The NFL’s effort to maintain an independent media presence constantly will be undermined by suspicions that the league expressly and/or implicitly shapes the content and the message in a way that makes the effort anything but independent.
Folks who work for the conglomerate known as NFL Media understandably are sensitive about that perception. How do they feel, we wonder, when that perception becomes reality?
It happened most recently last week, when the league office completely removed from Rich Eisen’s Thanksgiving special an interview with Bradley Cooper, who stars in the new film Silver Linings Playbook.

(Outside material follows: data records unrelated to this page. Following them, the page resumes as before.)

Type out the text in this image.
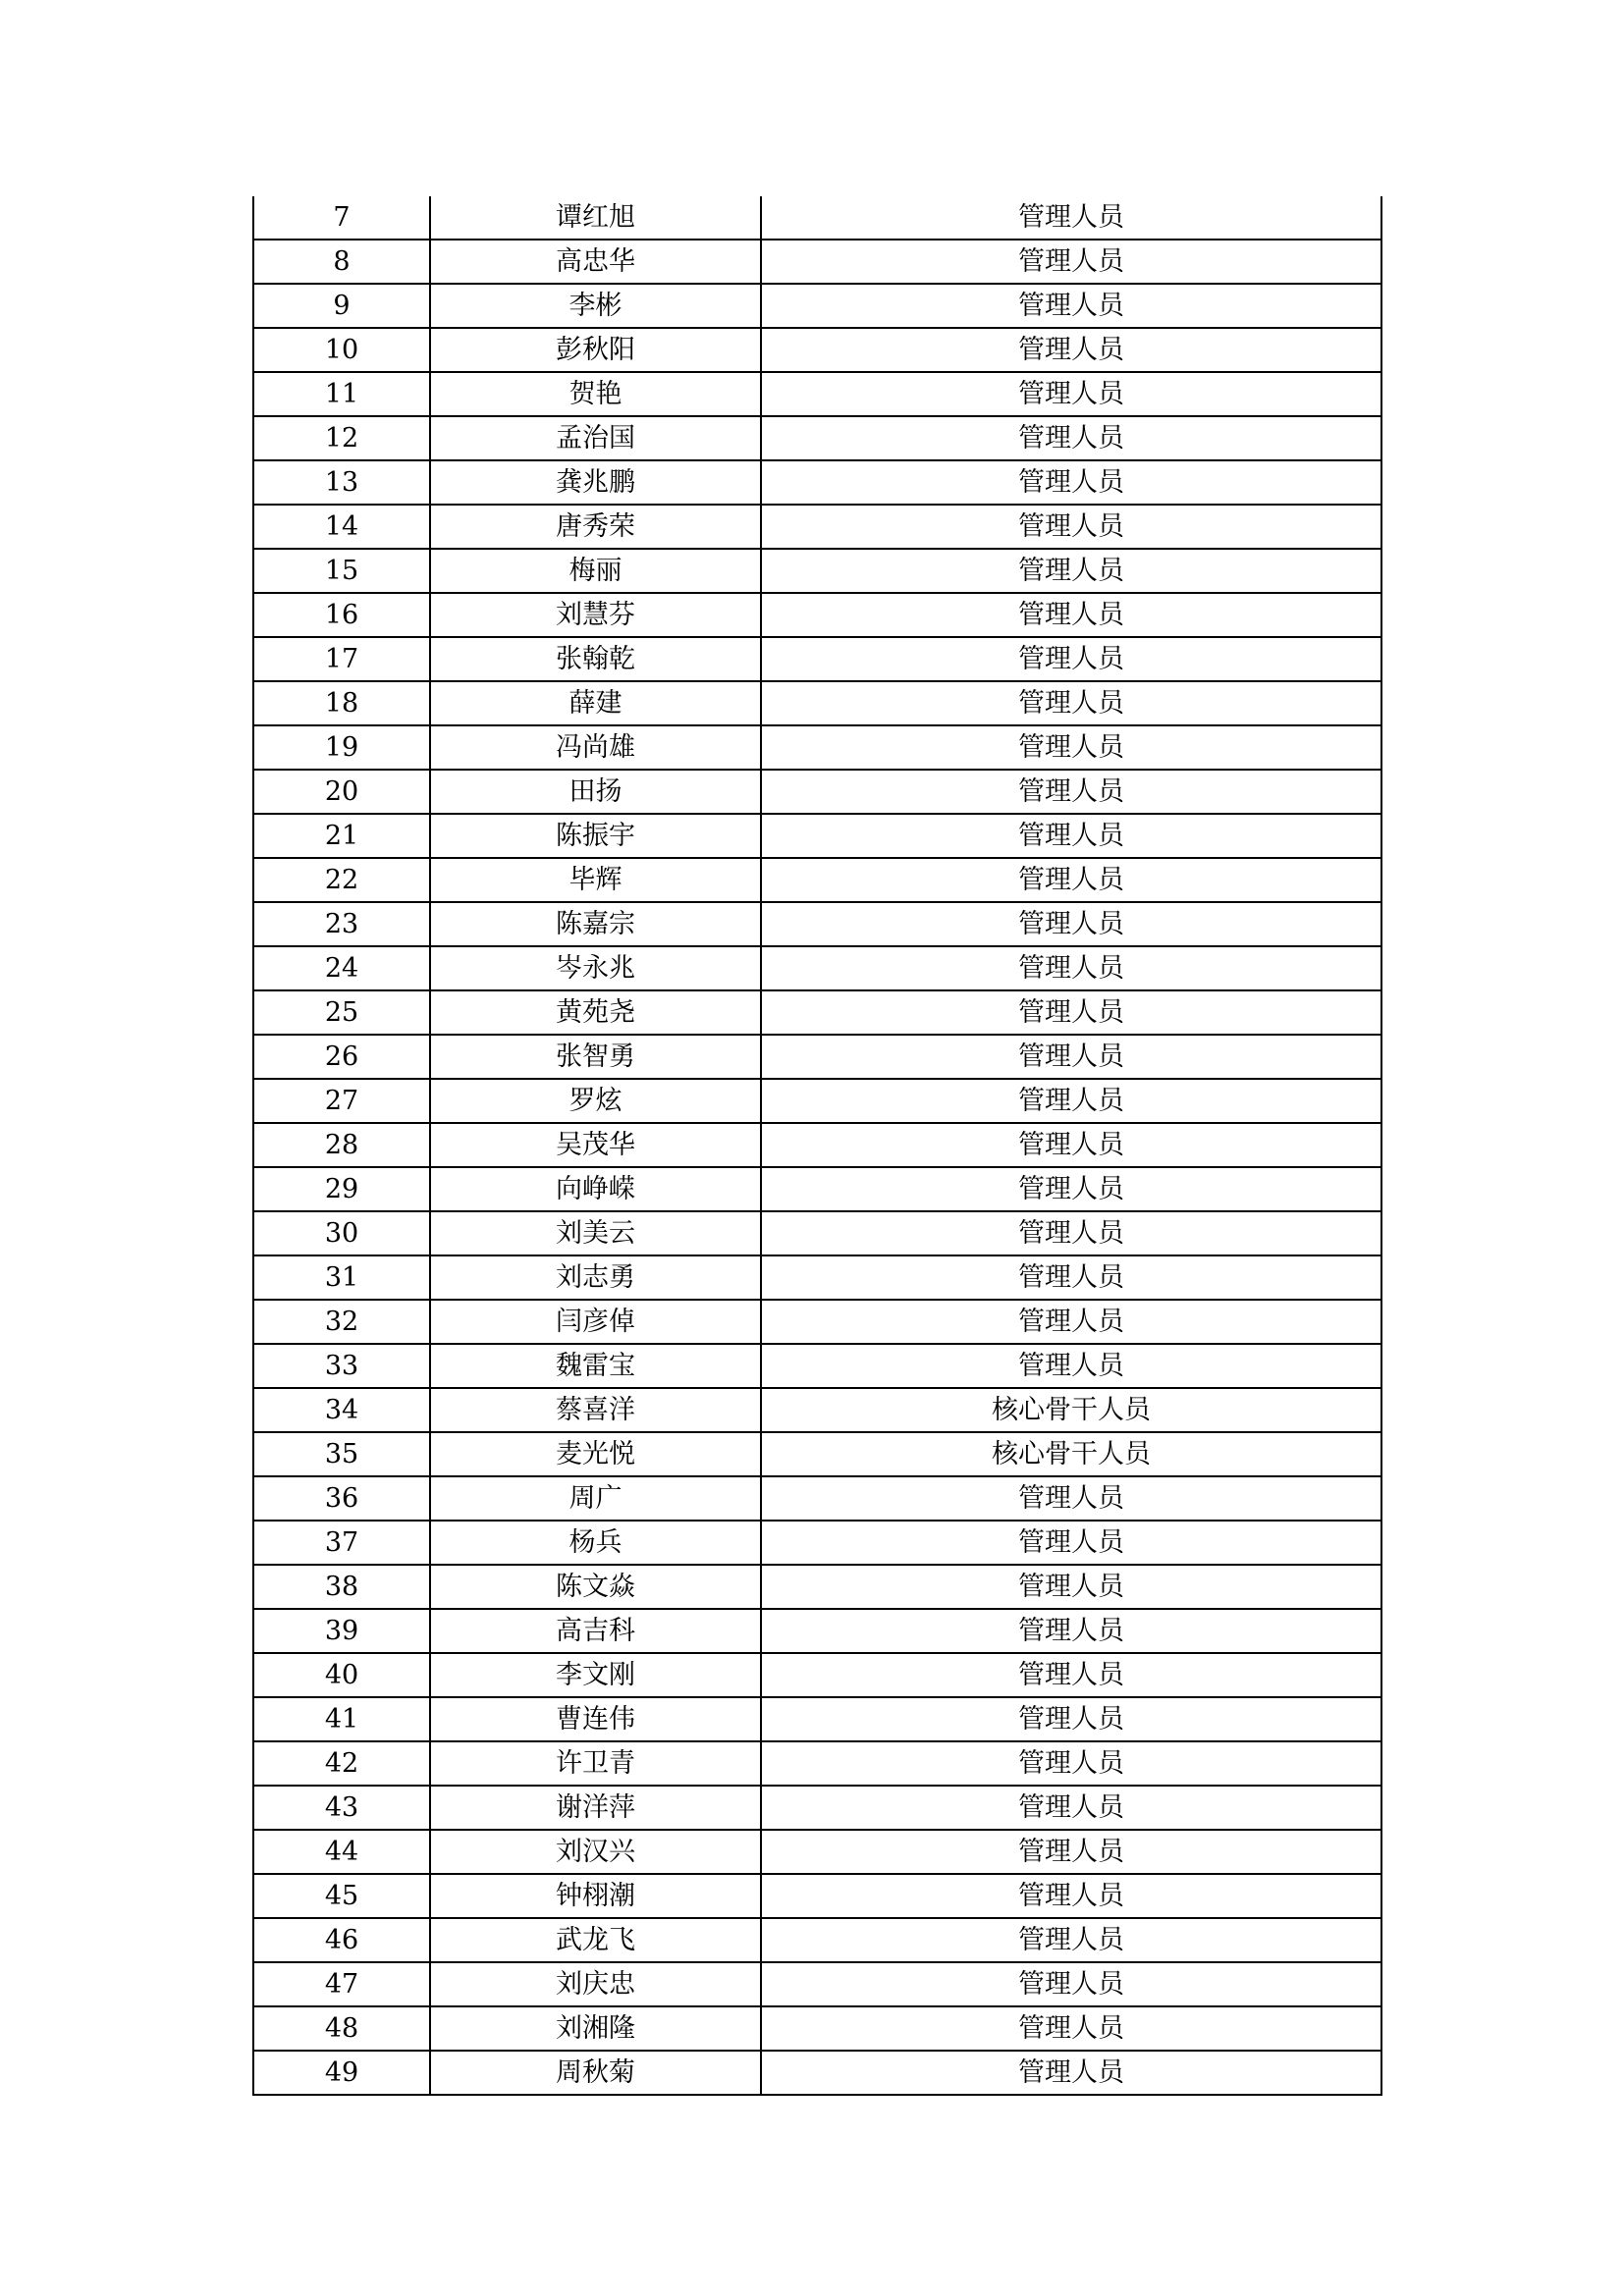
7	谭红旭	管理人员
8	高忠华	管理人员
9	李彬	管理人员
10	彭秋阳	管理人员
11	贺艳	管理人员
12	孟治国	管理人员
13	龚兆鹏	管理人员
14	唐秀荣	管理人员
15	梅丽	管理人员
16	刘慧芬	管理人员
17	张翰乾	管理人员
18	薛建	管理人员
19	冯尚雄	管理人员
20	田扬	管理人员
21	陈振宇	管理人员
22	毕辉	管理人员
23	陈嘉宗	管理人员
24	岑永兆	管理人员
25	黄苑尧	管理人员
26	张智勇	管理人员
27	罗炫	管理人员
28	吴茂华	管理人员
29	向峥嵘	管理人员
30	刘美云	管理人员
31	刘志勇	管理人员
32	闫彦倬	管理人员
33	魏雷宝	管理人员
34	蔡喜洋	核心骨干人员
35	麦光悦	核心骨干人员
36	周广	管理人员
37	杨兵	管理人员
38	陈文焱	管理人员
39	高吉科	管理人员
40	李文刚	管理人员
41	曹连伟	管理人员
42	许卫青	管理人员
43	谢洋萍	管理人员
44	刘汉兴	管理人员
45	钟栩潮	管理人员
46	武龙飞	管理人员
47	刘庆忠	管理人员
48	刘湘隆	管理人员
49	周秋菊	管理人员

King believes the move makes the league “look small and paranoid.” It also makes the league look stupid.
Surely, someone at 345 Park Avenue knew in advance that Cooper had been booked for the show. Surely, someone at 345 Park Avenue knew in advance that Cooper starred in a movie that “included content related to gambling on NFL games.” Surely, someone at 345 Park Avenue knew the film also includes Eagles colors and jerseys and logos, something that the league would have had to approve at some point. Surely, someone at 345 Park Avenue approved — or failed to block — the production of the special and the ensuing promotion of it.
As part of the promotional push, the league sent out on November 19 a mass email touting Cooper as a guest, and pointing out that he stars in Silver Linings Playbook. When the show debuted, however, Bradley Cooper was as visible as his distant cousin D.B.
So with the league willing to engage in such an obvious and clumsy effort to censor Eisen’s show on such petty and irrational grounds, an important question arises.
How else is the NFL directing, in less obvious and clumsy fashion, the content and the message disseminated by NFL Media?